Fidelity and parenthood are abiding concerns for the gay men as well. For Walter, with his friends dying of AIDS, finding love amidst the threat of mortality (“that accidental piano fall”) has become crucial. Gordie and his partner of thirteen years, Stephen, at their “baby crossroads”, are in therapy with Alan. When Walter and Gordie become lovers, very briefly, each escapes from what he fears most — Walter from his fear of growing old and dying all alone, and Gordie from Stephen’s oppressive demands for a child. Only the serenely wise Fenno McLeod, with his parrot, his solitary life around the bookshop, his growing friendship with Saga, a young girl caught in a loop of forgetfulness ever since her severe head injury, seems to embody a truly queered, genuinely alternative consciousness untainted by any conjugal mess.

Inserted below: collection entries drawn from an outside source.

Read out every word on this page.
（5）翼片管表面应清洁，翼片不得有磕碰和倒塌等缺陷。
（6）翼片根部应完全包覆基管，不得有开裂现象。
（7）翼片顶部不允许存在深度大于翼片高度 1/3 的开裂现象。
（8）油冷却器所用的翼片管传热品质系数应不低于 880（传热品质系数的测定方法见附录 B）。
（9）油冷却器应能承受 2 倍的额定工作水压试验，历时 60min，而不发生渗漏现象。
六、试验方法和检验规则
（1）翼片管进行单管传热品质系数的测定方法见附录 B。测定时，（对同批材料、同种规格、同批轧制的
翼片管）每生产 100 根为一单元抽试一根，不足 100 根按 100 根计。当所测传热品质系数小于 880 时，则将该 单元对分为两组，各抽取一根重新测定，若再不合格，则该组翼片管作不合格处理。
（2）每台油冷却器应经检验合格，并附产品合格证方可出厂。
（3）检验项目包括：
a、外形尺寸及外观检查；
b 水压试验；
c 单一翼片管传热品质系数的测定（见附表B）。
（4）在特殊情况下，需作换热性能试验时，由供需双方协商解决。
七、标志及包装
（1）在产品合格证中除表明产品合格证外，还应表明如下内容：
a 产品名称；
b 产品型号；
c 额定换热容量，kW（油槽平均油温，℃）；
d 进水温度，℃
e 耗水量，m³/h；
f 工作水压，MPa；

Saga, named suggestively, is, in more ways than one, the informing genius of the novel. Constantly struggling to remember her past, to identify traces of it in her present, her mind is a perpetual stream of free associations, interconnecting objects, people, places, and feelings obsessively. The great rift in her life is the erasure of her past following her accident. Like every character in this novel haunted by parents and grandparents (living or dead) — by spirits from a lost world order — she too strives to remember the assurances of the past, the protective domesticity despite financial and personal hardships. The middle section of the novel — called “The Realm of You,” after an Emily Dickinson lyric — harks back to that nostalgic past, the setting changing appropriately from the harsh urbanity of NYC to the tender rusticity of New Mexico. The geographical, demographic and cultural differences between the volatile North and the timeless South are critical to understanding this changing history of attitudes. By the end of the novel, Walter’s restaurant, mockingly called “Heart Attack Central” by customers, has started serving a neurotic, calorie-conscious clientele.
The most important ‘character’ of the novel is 9/11. It returns Greenie to her family, ending her life with Charlie in New Mexico. Walter bursts into Fenno’s shop, hysterical that his nephew might be in one of the highjacked planes. They fall in love conveniently; Gordie remains susceptible to his weakness for burly men; the good are brought together, the erring made repentant — the stuff of which Hollywood romances are made. Despite the influence of Virginia Woolf on her luminous prose (especially, To the Lighthouse, another three-part novel), Glass’s novel ends in a feel-good, comfortable numbness.